Werder schaffte es nach dem Anschlusstreffer den Druck auf die Bayern hochzuhalten und brachte gleichzeitig mit vielen Fouls Unruhe ins Spiel. Wie schon in der Vorwoche gegen Dortmund ließen sich die Bremer nicht unterkriegen. Auf der anderen Seite nahm Robbens Auswechslung sichtlich Drive aus dem Spiel. Coman tat sich verständlicherweise schwer, aus dem Nichts für Gefahr zu sorgen und auch Costa (in der 79. für Ribery gekommen) schaffte es nicht mehr, sich in das System einzufügen oder anderweitig für Gefahr zu sorgen.
Somit durchlebte die Mannschaft im zweiten Spiel nach der Winterpause die zweite hitzige Schlussphase und musste im Weserstadion am Ende auf Zeit spielen. Werder hatte zwar in der zweiten Halbzeit ein gutes Spiel gemacht, letztendlich aber mussten sich die Münchner selbst vorwerfen, die Spannung ins Spiel gebracht zu haben.
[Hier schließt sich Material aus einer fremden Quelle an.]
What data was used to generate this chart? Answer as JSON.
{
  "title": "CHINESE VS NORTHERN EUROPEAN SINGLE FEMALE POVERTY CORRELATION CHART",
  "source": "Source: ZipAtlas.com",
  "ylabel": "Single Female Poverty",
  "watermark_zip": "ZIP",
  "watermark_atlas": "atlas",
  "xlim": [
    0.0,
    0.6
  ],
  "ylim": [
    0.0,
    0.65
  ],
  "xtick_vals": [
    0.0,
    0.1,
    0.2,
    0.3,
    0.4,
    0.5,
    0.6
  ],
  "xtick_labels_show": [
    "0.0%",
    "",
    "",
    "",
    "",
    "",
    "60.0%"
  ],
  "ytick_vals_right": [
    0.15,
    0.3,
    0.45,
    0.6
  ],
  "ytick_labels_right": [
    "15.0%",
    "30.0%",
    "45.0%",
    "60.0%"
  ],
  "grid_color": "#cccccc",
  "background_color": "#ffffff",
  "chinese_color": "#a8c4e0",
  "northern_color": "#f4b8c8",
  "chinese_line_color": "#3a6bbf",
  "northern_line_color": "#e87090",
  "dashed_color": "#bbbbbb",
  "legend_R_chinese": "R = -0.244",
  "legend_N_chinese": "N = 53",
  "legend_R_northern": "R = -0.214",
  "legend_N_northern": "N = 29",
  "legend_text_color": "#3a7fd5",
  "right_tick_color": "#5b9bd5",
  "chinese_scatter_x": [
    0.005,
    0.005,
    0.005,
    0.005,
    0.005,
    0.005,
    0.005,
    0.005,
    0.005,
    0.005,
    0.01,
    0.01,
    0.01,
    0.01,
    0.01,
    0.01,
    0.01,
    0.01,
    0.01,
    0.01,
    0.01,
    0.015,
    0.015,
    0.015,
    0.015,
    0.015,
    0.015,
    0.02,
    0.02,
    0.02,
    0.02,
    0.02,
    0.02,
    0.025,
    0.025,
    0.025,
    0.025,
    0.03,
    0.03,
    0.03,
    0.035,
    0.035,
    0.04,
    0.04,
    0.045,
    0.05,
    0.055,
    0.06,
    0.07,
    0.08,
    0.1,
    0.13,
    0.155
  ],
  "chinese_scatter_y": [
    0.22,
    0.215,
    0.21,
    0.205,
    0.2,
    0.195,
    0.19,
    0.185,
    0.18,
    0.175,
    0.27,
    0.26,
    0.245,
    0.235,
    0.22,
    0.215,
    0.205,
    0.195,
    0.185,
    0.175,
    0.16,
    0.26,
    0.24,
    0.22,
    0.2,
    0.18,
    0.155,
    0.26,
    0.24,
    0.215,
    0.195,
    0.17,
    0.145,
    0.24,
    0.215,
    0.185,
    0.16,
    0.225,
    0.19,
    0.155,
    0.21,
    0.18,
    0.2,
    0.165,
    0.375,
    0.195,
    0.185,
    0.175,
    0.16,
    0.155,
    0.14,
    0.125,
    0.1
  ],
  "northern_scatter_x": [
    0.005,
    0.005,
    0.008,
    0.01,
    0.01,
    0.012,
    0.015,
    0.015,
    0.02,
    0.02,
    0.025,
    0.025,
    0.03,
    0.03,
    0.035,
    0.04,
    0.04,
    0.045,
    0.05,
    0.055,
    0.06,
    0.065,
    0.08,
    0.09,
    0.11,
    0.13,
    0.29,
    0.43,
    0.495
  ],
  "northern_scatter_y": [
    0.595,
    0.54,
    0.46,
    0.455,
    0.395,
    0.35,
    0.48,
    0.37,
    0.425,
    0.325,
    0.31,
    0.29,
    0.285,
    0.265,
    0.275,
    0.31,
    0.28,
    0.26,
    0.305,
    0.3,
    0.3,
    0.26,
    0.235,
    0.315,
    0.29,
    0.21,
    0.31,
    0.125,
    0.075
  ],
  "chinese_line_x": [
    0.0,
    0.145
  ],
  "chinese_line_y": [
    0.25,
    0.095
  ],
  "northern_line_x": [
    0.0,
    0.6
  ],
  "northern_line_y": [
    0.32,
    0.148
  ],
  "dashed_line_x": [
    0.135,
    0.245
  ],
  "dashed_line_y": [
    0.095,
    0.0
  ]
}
Auf Dauer werden Auftritte wie der vom Samstag einiges an Kraft rauben und die hoch gesetzten Saisonziele gefährden.
Drei Dinge, die auffielen
1. Robben macht immer noch den Unterschied
Arjen Robben ist ein Mann für die wichtigen Spiele – das weiß man in München bereits seit seiner ersten Saison 2010. Seine vielleicht größte Entwicklung im Trikot des FC Bayern ist jedoch, dass er seit einigen Jahren in den unscheinbaren Spielen Woche für Woche den Unterschied macht. So auch gegen Werder Bremen.
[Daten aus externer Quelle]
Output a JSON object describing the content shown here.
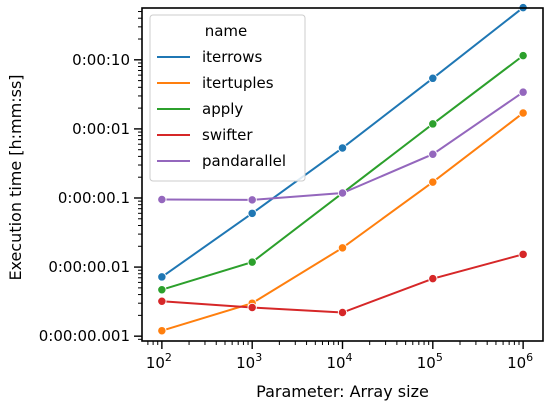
{
  "chart_data": {
    "type": "line",
    "xlabel": "Parameter: Array size",
    "ylabel": "Execution time [h:mm:ss]",
    "x_scale": "log",
    "y_scale": "log",
    "x": [
      100,
      1000,
      10000,
      100000,
      1000000
    ],
    "x_tick_labels": [
      {
        "value": 100,
        "base": "10",
        "exp": "2"
      },
      {
        "value": 1000,
        "base": "10",
        "exp": "3"
      },
      {
        "value": 10000,
        "base": "10",
        "exp": "4"
      },
      {
        "value": 100000,
        "base": "10",
        "exp": "5"
      },
      {
        "value": 1000000,
        "base": "10",
        "exp": "6"
      }
    ],
    "y_ticks": [
      {
        "value": 0.001,
        "label": "0:00:00.001"
      },
      {
        "value": 0.01,
        "label": "0:00:00.01"
      },
      {
        "value": 0.1,
        "label": "0:00:00.1"
      },
      {
        "value": 1,
        "label": "0:00:01"
      },
      {
        "value": 10,
        "label": "0:00:10"
      }
    ],
    "legend": {
      "title": "name",
      "position": "top-left"
    },
    "grid": false,
    "series": [
      {
        "name": "iterrows",
        "color": "#1f77b4",
        "values": [
          0.0072,
          0.06,
          0.53,
          5.4,
          57
        ]
      },
      {
        "name": "itertuples",
        "color": "#ff7f0e",
        "values": [
          0.0012,
          0.003,
          0.019,
          0.17,
          1.7
        ]
      },
      {
        "name": "apply",
        "color": "#2ca02c",
        "values": [
          0.0047,
          0.0118,
          0.118,
          1.18,
          11.5
        ]
      },
      {
        "name": "swifter",
        "color": "#d62728",
        "values": [
          0.0032,
          0.0026,
          0.0022,
          0.0068,
          0.0153
        ]
      },
      {
        "name": "pandarallel",
        "color": "#9467bd",
        "values": [
          0.095,
          0.094,
          0.118,
          0.43,
          3.4
        ]
      }
    ]
  }
}
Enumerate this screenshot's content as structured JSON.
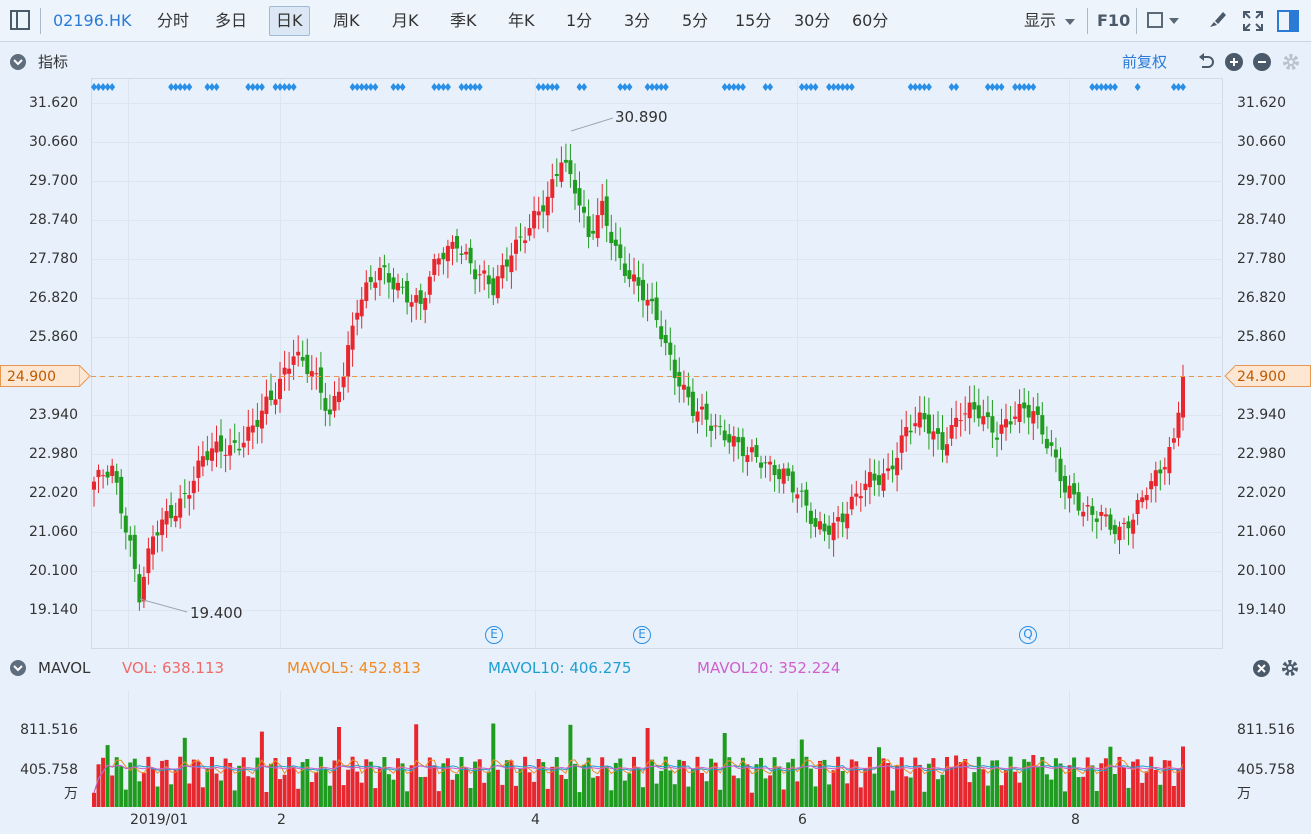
{
  "toolbar": {
    "symbol": "02196.HK",
    "periods": [
      "分时",
      "多日",
      "日K",
      "周K",
      "月K",
      "季K",
      "年K",
      "1分",
      "3分",
      "5分",
      "15分",
      "30分",
      "60分"
    ],
    "active_period": "日K",
    "display_label": "显示",
    "f10_label": "F10"
  },
  "indicator_bar": {
    "label": "指标",
    "adjust_label": "前复权"
  },
  "price_axis": {
    "ticks": [
      "31.620",
      "30.660",
      "29.700",
      "28.740",
      "27.780",
      "26.820",
      "25.860",
      "24.900",
      "23.940",
      "22.980",
      "22.020",
      "21.060",
      "20.100",
      "19.140"
    ],
    "current_price": "24.900"
  },
  "annotations": {
    "high": "30.890",
    "low": "19.400",
    "event_markers": [
      "E",
      "E",
      "Q"
    ]
  },
  "volume_panel": {
    "name": "MAVOL",
    "vol_label": "VOL:",
    "vol_value": "638.113",
    "mavol5_label": "MAVOL5:",
    "mavol5_value": "452.813",
    "mavol10_label": "MAVOL10:",
    "mavol10_value": "406.275",
    "mavol20_label": "MAVOL20:",
    "mavol20_value": "352.224",
    "ticks": [
      "811.516",
      "405.758"
    ],
    "unit": "万"
  },
  "x_axis": {
    "labels": [
      "2019/01",
      "2",
      "4",
      "6",
      "8"
    ]
  },
  "colors": {
    "up": "#e8262d",
    "down": "#1f9c1f",
    "vol_label": "#f06a6a",
    "mavol5": "#f08a24",
    "mavol10": "#1f9fd0",
    "mavol20": "#d05fc9",
    "price_line": "#e79750",
    "marker": "#2a8fe6"
  },
  "chart_data": {
    "type": "candlestick",
    "price_ylim": [
      19.14,
      31.62
    ],
    "high": 30.89,
    "low": 19.4,
    "last": 24.9,
    "volume_ylim_wan": [
      0,
      811.516
    ],
    "series": [
      {
        "name": "VOL",
        "last": 638.113
      },
      {
        "name": "MAVOL5",
        "last": 452.813
      },
      {
        "name": "MAVOL10",
        "last": 406.275
      },
      {
        "name": "MAVOL20",
        "last": 352.224
      }
    ]
  }
}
Während die linke Seite der Münchner mit Ribery und auch der Rest des Teams einige Zeit brauchte, um sich auf dem Rasen im Weserstadion zurecht zu finden, war Robbens Wille und Durchsetzungsvermögen von Anfang an erfrischend anzusehen. Robben ist derzeit wohl der einzige Bayern-Spieler, der komplett losgelöst vom Rest der Mannschaft für Gefahr sorgen kann. Eine Qualität, die angesichts der momentan fehlenden Einbindung von Müller in offensive Kombinationen essentiell ist, um aus durchschnittlichen Spielen, wie dem am Samstag, drei Punkte mitzunehmen.
Was Robben zudem im Vergleich zu seinem Counterpart Franck Ribery auszeichnet: Er kann über 90 Minuten für Gefahr sorgen. Umso überraschender war es, dass Carlo Ancelotti zuerst dem Niederländer aus dem Spiel nahm, in einer Phase, in der Werders Offensive immer stärker wurde und sich dadurch Räume auf dem Flügel öffneten. Robbens Auswechslung zeigte gleichzeitig, dass ohne ihn sowohl spielerisch als auch mental entscheidende Elemente im Bayern-Spiel fehlen.
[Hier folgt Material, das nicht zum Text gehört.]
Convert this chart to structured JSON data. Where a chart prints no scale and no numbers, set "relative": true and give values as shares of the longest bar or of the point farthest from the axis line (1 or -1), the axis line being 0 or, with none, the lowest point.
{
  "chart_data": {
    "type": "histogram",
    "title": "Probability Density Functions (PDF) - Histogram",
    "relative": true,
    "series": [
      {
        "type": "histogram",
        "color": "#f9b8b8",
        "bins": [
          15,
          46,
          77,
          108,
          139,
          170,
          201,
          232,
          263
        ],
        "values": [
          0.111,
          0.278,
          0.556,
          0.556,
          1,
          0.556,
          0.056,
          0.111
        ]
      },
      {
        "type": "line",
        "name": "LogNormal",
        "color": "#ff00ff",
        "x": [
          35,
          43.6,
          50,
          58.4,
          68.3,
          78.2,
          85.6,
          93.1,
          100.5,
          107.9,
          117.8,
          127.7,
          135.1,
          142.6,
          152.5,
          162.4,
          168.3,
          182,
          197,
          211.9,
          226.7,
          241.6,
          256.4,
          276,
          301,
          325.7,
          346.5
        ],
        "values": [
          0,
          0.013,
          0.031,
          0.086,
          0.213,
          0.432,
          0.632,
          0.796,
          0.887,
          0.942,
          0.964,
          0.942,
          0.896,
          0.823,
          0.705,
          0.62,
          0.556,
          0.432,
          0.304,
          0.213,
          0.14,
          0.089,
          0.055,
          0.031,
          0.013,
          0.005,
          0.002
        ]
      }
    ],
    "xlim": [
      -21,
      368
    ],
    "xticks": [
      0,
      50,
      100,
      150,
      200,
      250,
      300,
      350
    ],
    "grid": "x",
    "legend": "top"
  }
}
“Ohne starken Robben kein Champions-League-Sieg” hieß es bereits in der Ära Guardiola. Unter Ancelotti deutet immer mehr darauf hin, dass nun auch “Ohne Robben keine Meisterschaft” gilt.
2. Kimmich und Alonso funktionieren
Carlo Ancelotti hatte sich in der letzten Woche zurecht dafür kritisieren lassen müssen, dass ein angeschlagener Vidal anstelle eines fitten Kimmichs gegen Freiburg auflaufen durfte. Gegen Bremen bekam der 21-Jährige nun zum ersten Mal seit Anfang Dezember wieder die Chance in der Startelf – und nutzte sie.
Kimmich erfüllte seine Aufgabe neben Alonso hervorragend. Acht Balleroberungen und fünf Ballgewinne zeigen, dass er es schaffte, Thiagos Fähigkeit, Angriffe zu unterbinden wieder ins Bayern-Spiel zu bringen und Alonso somit den Freiraum zu gewähren, den er für sein Aufbauspiel braucht. Kimmich spielte 22 Pässe im offensiven Drittel, einige davon als hervorragende Vertikalbälle und ergänzte auch in dieser Hinsicht den klar defensiver orientierten Alonso.
In gewisser Hinsicht ist der Unterschied in der Spielweise zwischen Kimmich und Alonso größer als zwischen Vidal und dem Spanier, was der Mannschaft insofern weiterhilft, als dass die unterschiedlichen Spielertypen für merklich mehr Variabilität sorgen. Kimmich hat gegen Werder Bremen viele Argumente dafür geliefert, dass er im Moment mehr beitragen kann als Arturo Vidal – die Frage ist, ob Ancelotti das genauso sieht.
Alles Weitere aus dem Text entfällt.